After working long hours on Mother’s Day, my son, a cook at a respected restaurant chain, told me he hated it.

“Well, would you want to do something else?” I said.

He looked shocked. “Are you kidding?”

That exchange came to mind as I watched “Chef,” Jon Favreau’s charming and funny movie about a chef who quits his restaurant job and winds up happily selling Cubanos from a food truck, reconnecting with his 10-year-old son in the process.

Cooking is one of those professions that require a huge helping of passion (or  insanity).  You stand on your feet for long hours in a hot kitchen, work like a fiend, routinely get yelled at, suffer cuts and burns regularly, and work nights and holidays.

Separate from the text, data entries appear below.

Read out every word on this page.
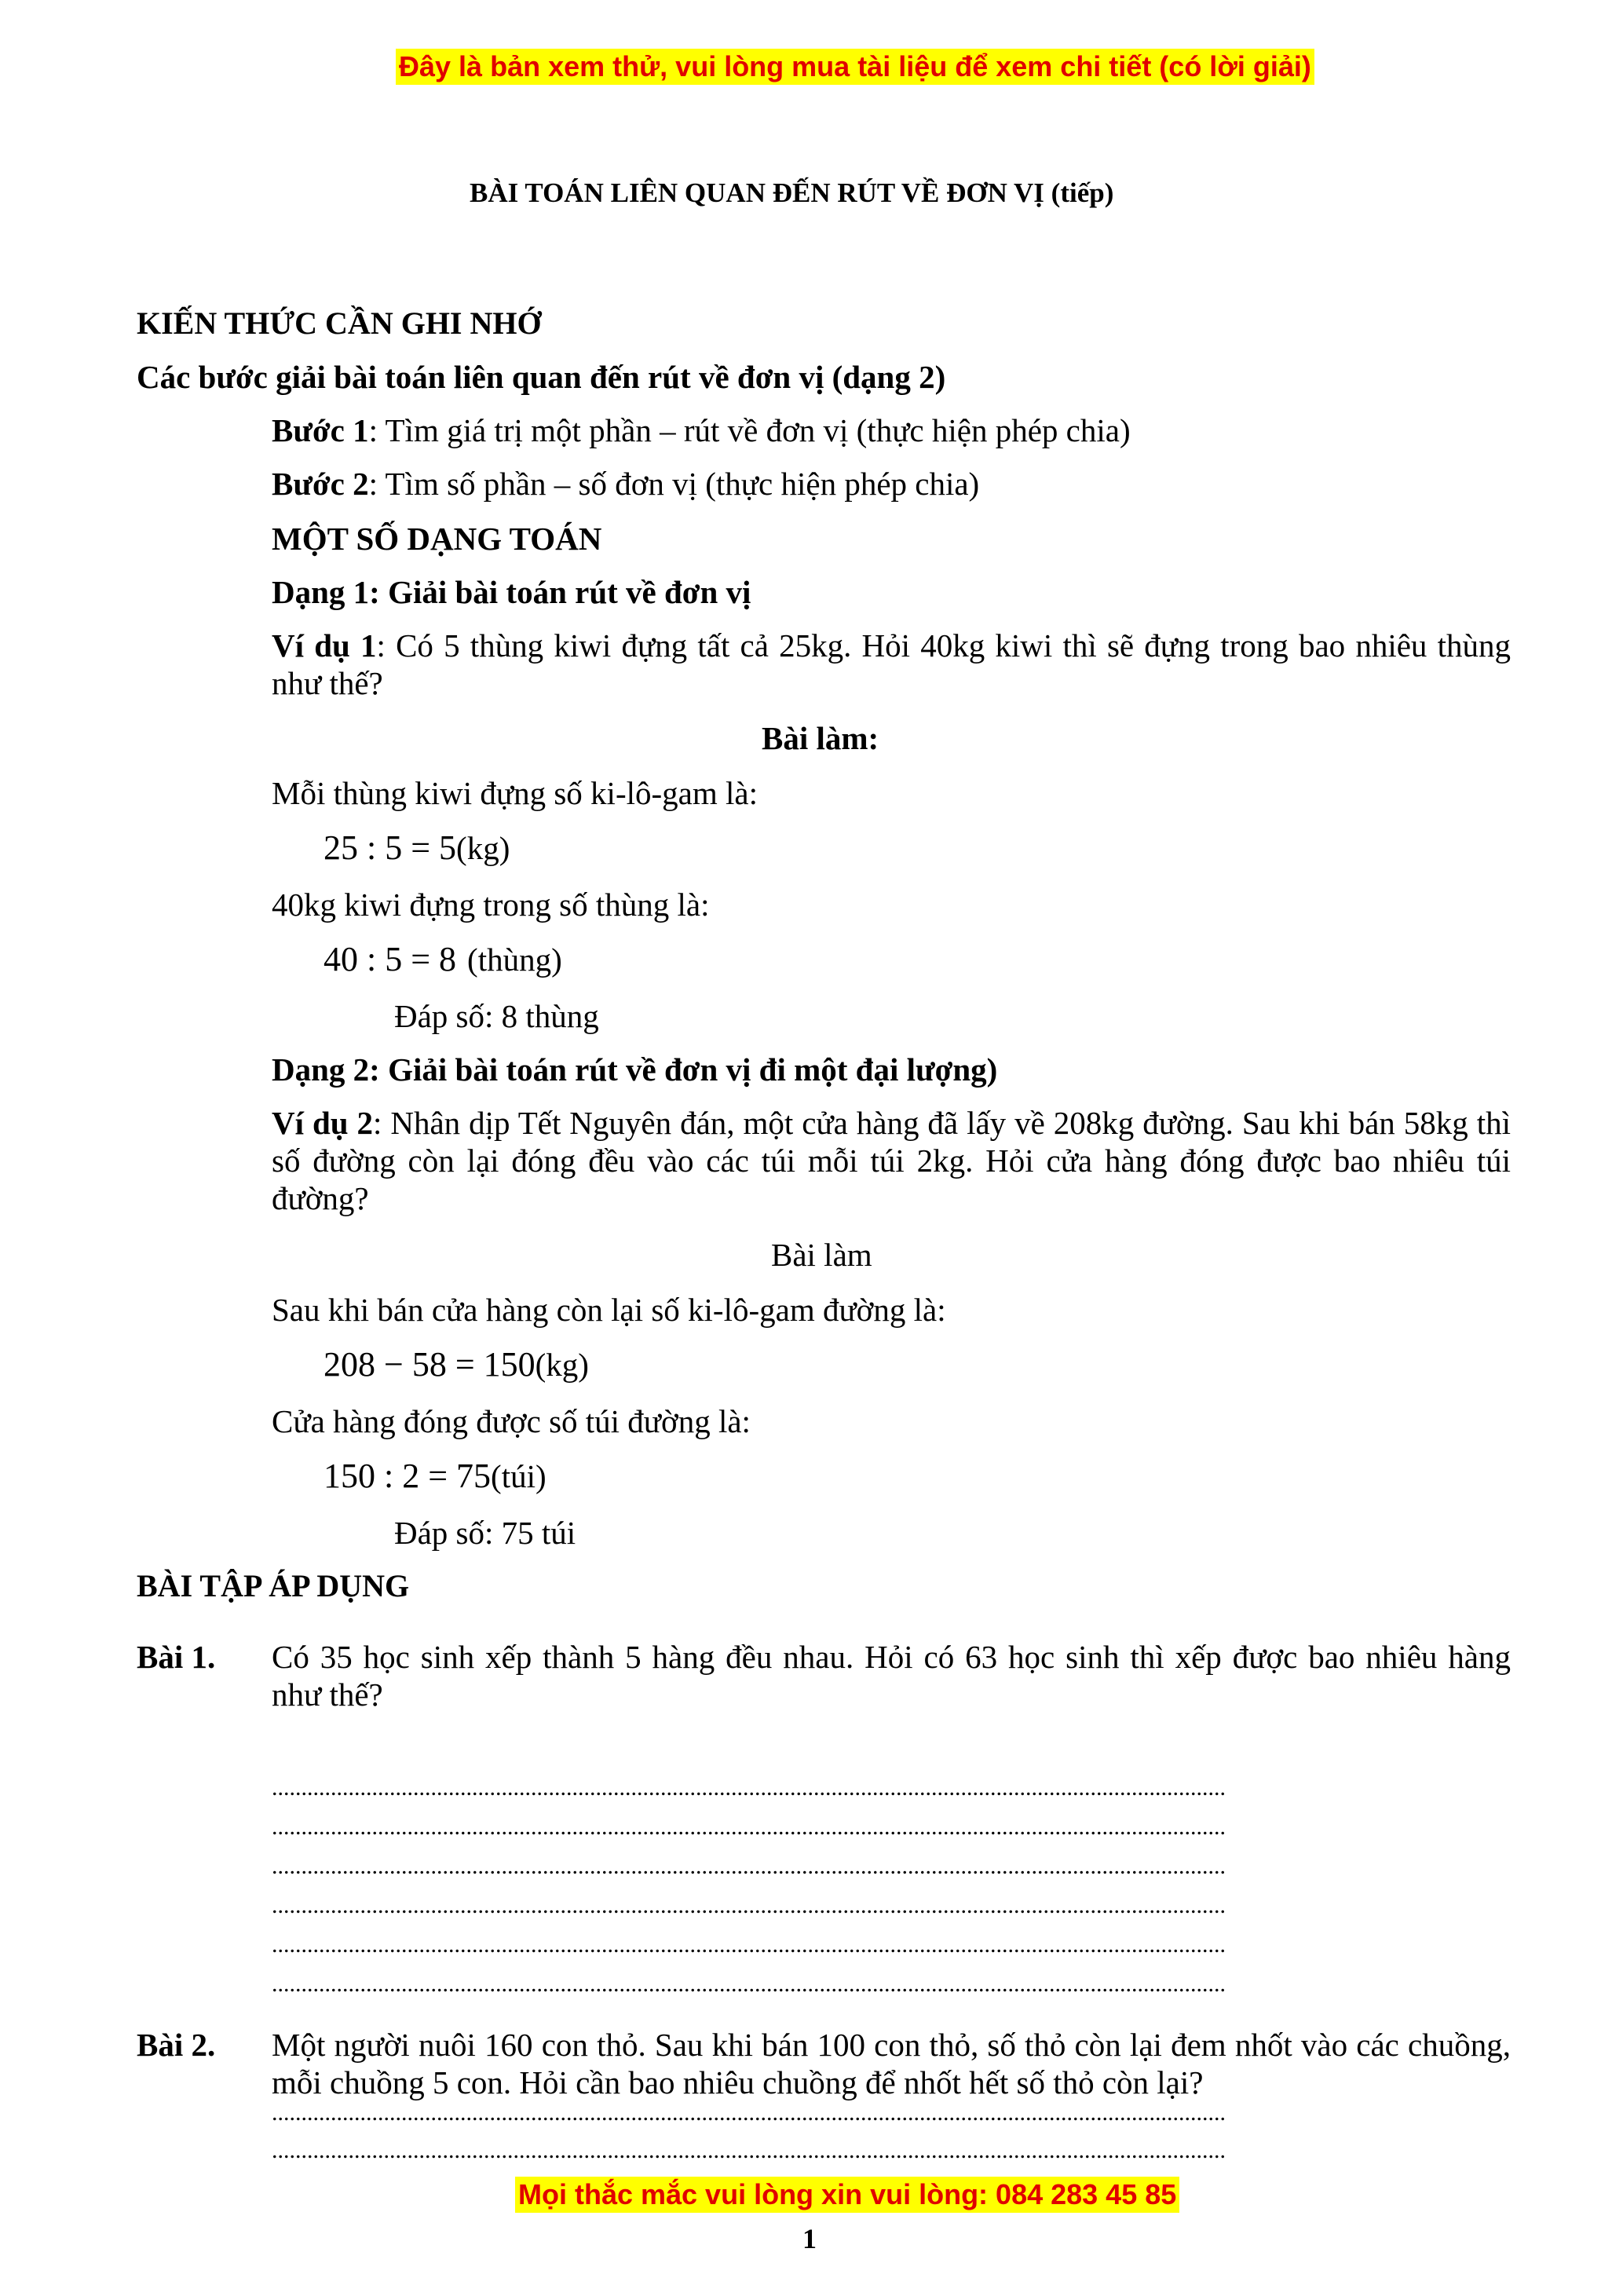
Đây là bản xem thử, vui lòng mua tài liệu để xem chi tiết (có lời giải)
BÀI TOÁN LIÊN QUAN ĐẾN RÚT VỀ ĐƠN VỊ (tiếp)
KIẾN THỨC CẦN GHI NHỚ
Các bước giải bài toán liên quan đến rút về đơn vị (dạng 2)
Bước 1: Tìm giá trị một phần – rút về đơn vị (thực hiện phép chia)
Bước 2: Tìm số phần – số đơn vị (thực hiện phép chia)
MỘT SỐ DẠNG TOÁN
Dạng 1: Giải bài toán rút về đơn vị
Ví dụ 1: Có 5 thùng kiwi đựng tất cả 25kg. Hỏi 40kg kiwi thì sẽ đựng trong bao nhiêu thùng như thế?
Bài làm:
Mỗi thùng kiwi đựng số ki-lô-gam là:
25 : 5 = 5(kg)
40kg kiwi đựng trong số thùng là:
40 : 5 = 8 (thùng)
Đáp số: 8 thùng
Dạng 2: Giải bài toán rút về đơn vị đi một đại lượng)
Ví dụ 2: Nhân dịp Tết Nguyên đán, một cửa hàng đã lấy về 208kg đường. Sau khi bán 58kg thì số đường còn lại đóng đều vào các túi mỗi túi 2kg. Hỏi cửa hàng đóng được bao nhiêu túi đường?
Bài làm
Sau khi bán cửa hàng còn lại số ki-lô-gam đường là:
208 − 58 = 150(kg)
Cửa hàng đóng được số túi đường là:
150 : 2 = 75(túi)
Đáp số: 75 túi
BÀI TẬP ÁP DỤNG
Bài 1. Có 35 học sinh xếp thành 5 hàng đều nhau. Hỏi có 63 học sinh thì xếp được bao nhiêu hàng như thế?
..................................................................................................................................................................
..................................................................................................................................................................
..................................................................................................................................................................
..................................................................................................................................................................
..................................................................................................................................................................
..................................................................................................................................................................
Bài 2. Một người nuôi 160 con thỏ. Sau khi bán 100 con thỏ, số thỏ còn lại đem nhốt vào các chuồng, mỗi chuồng 5 con. Hỏi cần bao nhiêu chuồng để nhốt hết số thỏ còn lại?
..................................................................................................................................................................
..................................................................................................................................................................
Mọi thắc mắc vui lòng xin vui lòng: 084 283 45 85
1
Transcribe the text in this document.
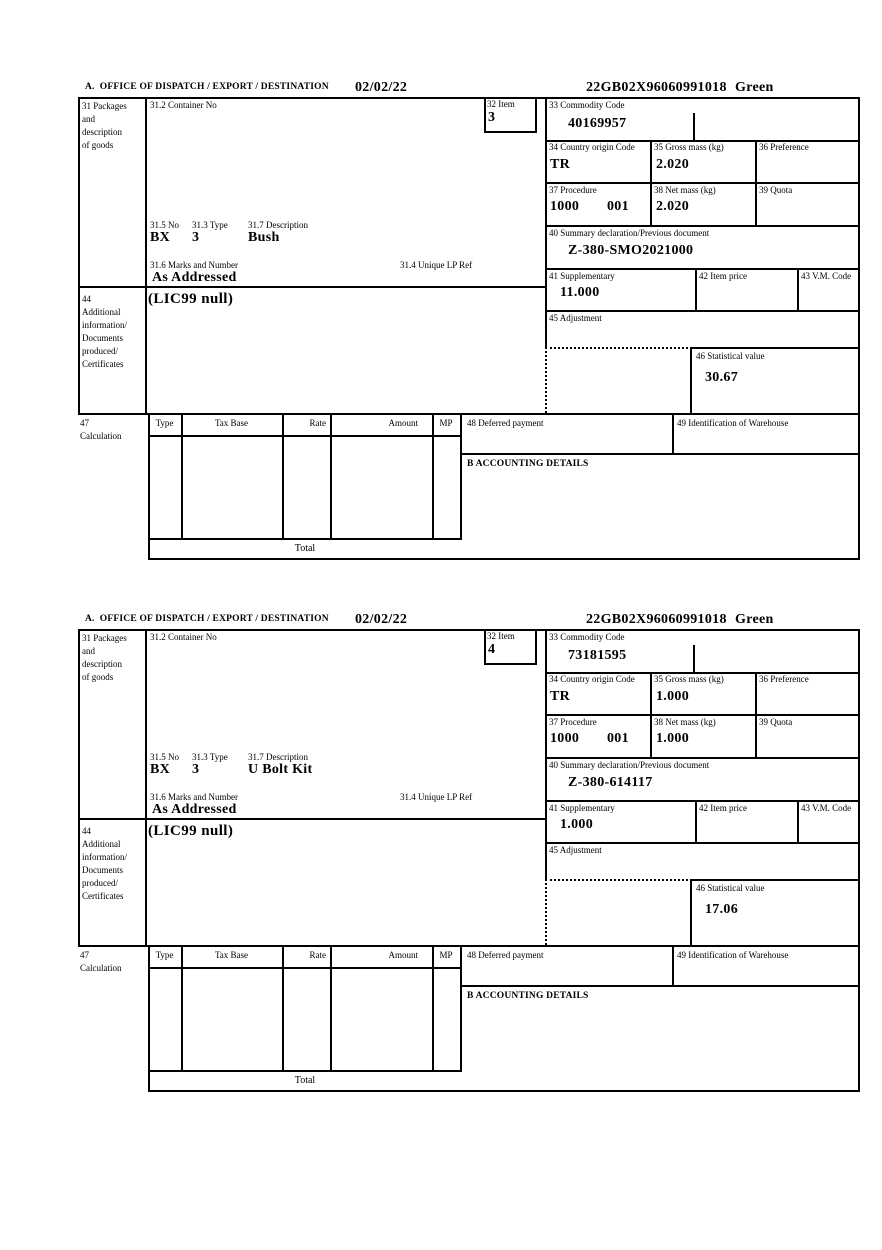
A.  OFFICE OF DISPATCH / EXPORT / DESTINATION 02/02/22	22GB02X96060991018 Green
31 Packages
and
description
of goods
31.2 Container No	32 Item
3
33 Commodity Code
40169957
34 Country origin Code
TR
35 Gross mass (kg)
2.020
36 Preference
37 Procedure
1000 001
38 Net mass (kg)
2.020
39 Quota
31.5 No 31.3 Type 31.7 Description
BX 3	Bush
31.6 Marks and Number	31.4 Unique LP Ref
As Addressed
40 Summary declaration/Previous document
Z-380-SMO2021000
41 Supplementary
11.000
42 Item price	43 V.M. Code
44
Additional
information/
Documents
produced/
Certificates
(LIC99 null)
45 Adjustment
46 Statistical value
30.67
47
Calculation
Type	Tax Base	Rate	Amount	MP
Total
48 Deferred payment	49 Identification of Warehouse
B ACCOUNTING DETAILS
A.  OFFICE OF DISPATCH / EXPORT / DESTINATION 02/02/22	22GB02X96060991018 Green
31 Packages
and
description
of goods
31.2 Container No	32 Item
4
33 Commodity Code
73181595
34 Country origin Code
TR
35 Gross mass (kg)
1.000
36 Preference
37 Procedure
1000 001
38 Net mass (kg)
1.000
39 Quota
31.5 No 31.3 Type 31.7 Description
BX 3	U Bolt Kit
31.6 Marks and Number	31.4 Unique LP Ref
As Addressed
40 Summary declaration/Previous document
Z-380-614117
41 Supplementary
1.000
42 Item price	43 V.M. Code
44
Additional
information/
Documents
produced/
Certificates
(LIC99 null)
45 Adjustment
46 Statistical value
17.06
47
Calculation
Type	Tax Base	Rate	Amount	MP
Total
48 Deferred payment	49 Identification of Warehouse
B ACCOUNTING DETAILS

Unless you own your own place and you’re at the top of the food chain (Grant Achatz of Alinea, for example), you have to cook what your boss and the customers want rather than what you’d really like to cook. In “Chef,” chef Carl Casper quits his job at a prestigious Los Angeles restaurant when the owner (Dustin Hoffman) insists he continue to cook what’s on the menu and what keeps the seats filled: “Be an artist on your own time.”

Thanks to a Twitter war with a prominent food critic, Casper can’t find a restaurant job and ends up buying a food truck. Cubanos, the tasty Cuban pressed meat and cheese sandwiches, are a far cry from what he’s been cooking, but he’s happy to sell them because they’re the best Cubanos, and that’s all that matters.

“Chef” is a movie, not real life, so the kitchen seems to be staffed by a grand total of four or five people, and Casper seems to magically acquire permits in short order in various cities for his food truck. But it’s intensely realistic in the way it captures the love of food that drives every chef. Whether it’s an upscale version of carne asada, barbecue in Austin or beignets in New Orleans, the chefs rhapsodize, close their eyes, drink in the taste and smell of what they’re eating. We can practically taste the food as well, given that “Chef” serves up a healthy dose of food porn alongside its humor and heartwarming story. Don’t go see it if you’re hungry; your stomach will start growling 15 minutes into the film.